Things I Love About Running

  • The dachshunds in somebody’s back yard at my end-of-West Lexington turnaround. They’re always very excited and concerned to see me, even though I’ve been coming by almost daily for a month.They remind me of our dachshund, Fritzi, who died a couple years ago and who had one of the most expressive faces I’ve ever seen.
  • Downhills. The dip between St. Mildreds and Fifth Street is awful on the way up, but on the way down coming back it’s like an obstacle course–a lot of head-level tree limbs and street signs to tap. Also, I’m one of a select group of people the world over who really understand how to run downhill, so I can really cut loose (the secret is to go ahead and start falling, and trust your legs to catch up).
  • Showers afterwards, which I like to start pretty hot and end icy. I feel like I’m running on auto a lot lately, so the shock of awareness that comes with the cold water is a rare and beautiful thing.
  • And speaking of cold water: running in the rain.

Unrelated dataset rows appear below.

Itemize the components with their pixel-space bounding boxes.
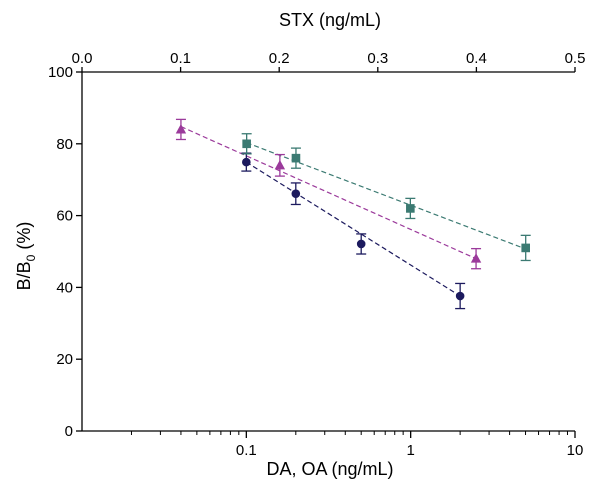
fit-line-series-1 [246,161,461,297]
tick-labels: 0 20 40 60 80 100 0.1 1 10 0.0 0.1 0.2 0.3 0.4 0.5 [48,50,585,459]
data-point-triangle [470,253,482,263]
data-point-square [521,243,530,253]
data-point-square [291,153,301,163]
data-point-square [242,139,251,149]
fit-line-series-2 [180,126,477,260]
y-axis-title-subscript: 0 [24,254,38,261]
data-point-circle [356,239,366,249]
y-tick-label: 80 [56,136,73,153]
y-tick-label: 40 [56,279,73,296]
x-top-tick-label: 0.5 [565,50,586,67]
x-bottom-tick-label: 1 [406,442,414,459]
plot-frame [81,71,575,432]
x-bottom-tick-label: 0.1 [236,442,257,459]
x-top-tick-label: 0.0 [72,50,93,67]
y-tick-label: 100 [48,64,73,81]
data-point-triangle [274,159,286,170]
y-tick-label: 0 [65,423,73,440]
fit-line-series-3 [246,142,526,250]
bottom-axis-title: DA, OA (ng/mL) [266,459,393,479]
data-point-circle [291,189,301,199]
axis-ticks [76,67,576,438]
data-point-triangle [175,123,187,134]
x-bottom-tick-label: 10 [567,442,584,459]
data-point-square [406,204,415,213]
y-axis-title-main: B/B [14,261,34,290]
data-markers [175,123,530,301]
y-tick-label: 60 [56,208,73,225]
top-axis-title: STX (ng/mL) [279,10,381,30]
y-tick-label: 20 [56,351,73,368]
x-top-tick-label: 0.4 [466,50,487,67]
x-top-tick-label: 0.3 [367,50,388,67]
x-top-tick-label: 0.2 [269,50,290,67]
y-axis-title-suffix: (%) [14,222,34,255]
data-point-circle [242,157,251,167]
fit-lines [180,126,526,297]
data-point-circle [455,291,465,301]
y-axis-title: B/B0 (%) [14,222,38,291]
x-top-tick-label: 0.1 [170,50,191,67]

I got to do that yesterday, and it ranks high on the list of Best Things There Is. It was hard rain, too, like of significantly higher humidity than your average pond. My clothes haven’t dried yet.

    Since yesterday I’ve been trying to quantify exactly what it is about running in the rain that’s so great, and I’ve yet to come up with anything concrete. It’s a certain I don’t know what.

    Partly it’s that you stay cool and your mouth doesn’t dry out, and partly it’s the feeling that you’re fighting something other than gravity and yourself, and partly it’s just the sense of abandon you get from realizing that it doesn’t matter how wet you are because you’re just going to get wetter. Maybe it’s the ozone. Or maybe it’s just that you get to look at the torrents of water and the mud and the clouds, and think “what kind of maniac would be out in this weather?” and then think “oh, yeah, me.”

Things I Love AND Hate About Running

  • Schrodinger Point. There’s a day, about every couple weeks or so, when I realize I’ve just jogged almost my entire route without taking a break. It’s cool because, well, it means I’m stronger and faster and in better shape than I have been in a while. It’s simultaneously totally uncool, because it means I’m going to have to run longer or faster my next time out. Thus Schrodinger Point: it exists in both states at the same time! (This isn’t technically what Schrodinger was describing, but in this case accuracy is discarded in favor of sounding cool.)

Tonight: Elvis Costello!

with all the will in the world
diving for dear life

Super Super Thick!

Scanned from the back of a box containing a supercheesy sweatband my primary roommate bought. I want to name an acoustic techno album “Super Super Thick.” Also, itcould be applied to lots of people I know in an entirely different sense, and in fact to the people who designed thisbox, because guess what, kids? “Ultimate” actually means “last.”

FREE HAT

Possibly the most exciting spam offer I’ve ever gotten. And succinct!

not taken!

I think that about says it all. Watch this space!